A Superior Court judge on Friday denied a motion to dismiss one of two counts against John (Blue Moon) Odom for allegedly selling cocaine to a co-worker, but the former major league pitcher's attorney said he was confident that Odom would ultimately prove his innocence.
Superior Court Judge Linda H. McLaughlin refused to grant a motion by Odom's attorney, Stephan A. DeSales, to dismiss one of the two counts because of insufficient evidence.
McLaughlin set a pretrial hearing for March 14 and the trial for March 17.
Odom, 40, is accused of selling cocaine to a fellow worker last May 17 and again on May 24 at the now-defunct Xerox Corp. computer plant in Irvine, where he worked for six years. The former Oakland A's pitcher, who appeared in three World Series, was suspended from his job shortly after the arrest.
Undaunted by Ruling
Attorney DeSales said he was undaunted by McLaughlin's ruling.
"The motion was denied, but that's not the end of the world," he said after the hearing. "Very frankly, I have a very strong feeling that there will be a way to get these (cocaine) sales charges dropped at the next hearing.
"And if we go to trial, I'm confident that we can beat this thing."

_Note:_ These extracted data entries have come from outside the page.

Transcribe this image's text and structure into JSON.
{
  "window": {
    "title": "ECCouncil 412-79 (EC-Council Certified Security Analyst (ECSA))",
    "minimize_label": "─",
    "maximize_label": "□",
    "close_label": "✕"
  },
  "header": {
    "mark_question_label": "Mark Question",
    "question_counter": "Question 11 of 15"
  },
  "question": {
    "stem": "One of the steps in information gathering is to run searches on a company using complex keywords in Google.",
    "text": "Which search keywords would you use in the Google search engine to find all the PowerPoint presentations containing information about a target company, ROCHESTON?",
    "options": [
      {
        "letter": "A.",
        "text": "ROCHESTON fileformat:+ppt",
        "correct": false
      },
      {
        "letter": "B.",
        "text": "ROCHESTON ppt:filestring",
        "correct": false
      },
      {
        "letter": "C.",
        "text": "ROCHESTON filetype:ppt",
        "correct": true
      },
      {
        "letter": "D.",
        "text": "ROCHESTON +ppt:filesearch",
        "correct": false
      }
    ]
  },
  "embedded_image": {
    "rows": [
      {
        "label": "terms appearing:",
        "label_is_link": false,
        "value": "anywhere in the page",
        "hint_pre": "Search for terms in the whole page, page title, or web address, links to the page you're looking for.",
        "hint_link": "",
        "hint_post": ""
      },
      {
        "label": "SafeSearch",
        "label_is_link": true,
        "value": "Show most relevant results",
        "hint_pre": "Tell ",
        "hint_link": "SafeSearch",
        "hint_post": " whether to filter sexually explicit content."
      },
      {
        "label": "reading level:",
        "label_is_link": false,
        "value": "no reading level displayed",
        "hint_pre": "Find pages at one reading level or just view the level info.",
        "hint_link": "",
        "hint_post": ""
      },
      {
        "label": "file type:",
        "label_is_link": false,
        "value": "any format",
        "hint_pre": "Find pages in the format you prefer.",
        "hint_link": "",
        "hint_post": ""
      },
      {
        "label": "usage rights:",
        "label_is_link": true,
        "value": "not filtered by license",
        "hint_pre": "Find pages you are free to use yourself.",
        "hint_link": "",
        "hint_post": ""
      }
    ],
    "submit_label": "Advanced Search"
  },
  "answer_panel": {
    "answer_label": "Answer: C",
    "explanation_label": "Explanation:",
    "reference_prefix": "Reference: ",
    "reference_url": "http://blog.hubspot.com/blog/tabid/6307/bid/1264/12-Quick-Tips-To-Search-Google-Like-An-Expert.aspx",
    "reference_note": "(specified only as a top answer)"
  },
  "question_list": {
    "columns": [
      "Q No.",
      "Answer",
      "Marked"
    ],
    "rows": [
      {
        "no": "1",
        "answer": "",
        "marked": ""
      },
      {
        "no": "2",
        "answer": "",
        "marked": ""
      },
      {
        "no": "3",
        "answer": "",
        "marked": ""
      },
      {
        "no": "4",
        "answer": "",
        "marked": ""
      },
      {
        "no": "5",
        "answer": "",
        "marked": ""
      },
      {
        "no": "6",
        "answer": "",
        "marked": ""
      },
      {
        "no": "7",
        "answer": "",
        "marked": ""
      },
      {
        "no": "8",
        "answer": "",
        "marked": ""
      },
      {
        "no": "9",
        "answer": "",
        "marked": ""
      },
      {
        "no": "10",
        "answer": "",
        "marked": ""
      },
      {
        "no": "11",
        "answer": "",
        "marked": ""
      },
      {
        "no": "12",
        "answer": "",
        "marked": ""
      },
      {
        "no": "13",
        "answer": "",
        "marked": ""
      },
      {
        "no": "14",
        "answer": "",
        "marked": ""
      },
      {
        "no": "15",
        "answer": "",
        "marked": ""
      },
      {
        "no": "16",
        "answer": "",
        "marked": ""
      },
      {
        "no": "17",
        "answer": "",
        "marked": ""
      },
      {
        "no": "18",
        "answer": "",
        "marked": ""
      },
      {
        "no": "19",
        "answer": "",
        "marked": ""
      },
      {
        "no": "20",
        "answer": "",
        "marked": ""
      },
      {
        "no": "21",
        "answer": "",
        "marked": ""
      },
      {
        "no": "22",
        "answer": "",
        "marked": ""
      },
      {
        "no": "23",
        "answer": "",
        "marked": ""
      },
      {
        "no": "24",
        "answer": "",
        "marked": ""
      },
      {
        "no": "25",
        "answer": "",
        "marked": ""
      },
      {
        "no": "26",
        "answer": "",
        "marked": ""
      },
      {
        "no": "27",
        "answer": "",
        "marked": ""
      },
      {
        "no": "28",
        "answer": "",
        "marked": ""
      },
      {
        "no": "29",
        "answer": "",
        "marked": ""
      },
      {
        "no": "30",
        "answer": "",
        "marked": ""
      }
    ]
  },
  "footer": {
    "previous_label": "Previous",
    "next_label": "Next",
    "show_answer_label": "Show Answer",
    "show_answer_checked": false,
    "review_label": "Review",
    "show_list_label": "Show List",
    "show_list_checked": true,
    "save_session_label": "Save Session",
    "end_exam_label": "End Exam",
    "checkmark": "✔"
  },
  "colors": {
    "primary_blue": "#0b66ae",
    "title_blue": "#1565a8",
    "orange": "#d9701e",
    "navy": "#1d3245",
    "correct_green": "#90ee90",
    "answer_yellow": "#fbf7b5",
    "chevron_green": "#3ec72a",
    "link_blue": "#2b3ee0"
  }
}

Odom, who went fishing after the hearing and caught a five-pound bass, also said he thought that he would be vindicated.
"I'm very optimistic about it," he said. "For the first time, I feel good about this case. I know I'm telling the truth."
DeSales also said that the district attorney's office does not have a strong case against Odom, who has been out of a job since he was arrested last year.
'Quality of Evidence'
"I think it is safe to say that the (district attorney's office) is being very careful at looking at the quality of the evidence at this point," he said.
Friday's court appearance was the second for Odom this week. On Wednesday, he appeared before West County Municipal Judge Sarah Jones in Westminster on five misdemeanor charges stemming from an attack on his wife, Gayle, 33, at their Fountain Valley apartment on Dec. 10.
Odom has claimed the attack, in which his wife was not seriously injured, was prompted by his depression over not finding employment.
Jones ordered Odom to enroll in the county Probation Department's domestic violence diversion program. DeSales said Odom, who has been undergoing private counseling since early January, will be evaluated by the Probation Department within 10 days.
"He's done everything that he has to so far. He is going to counseling. All he needs is a job," DeSales said.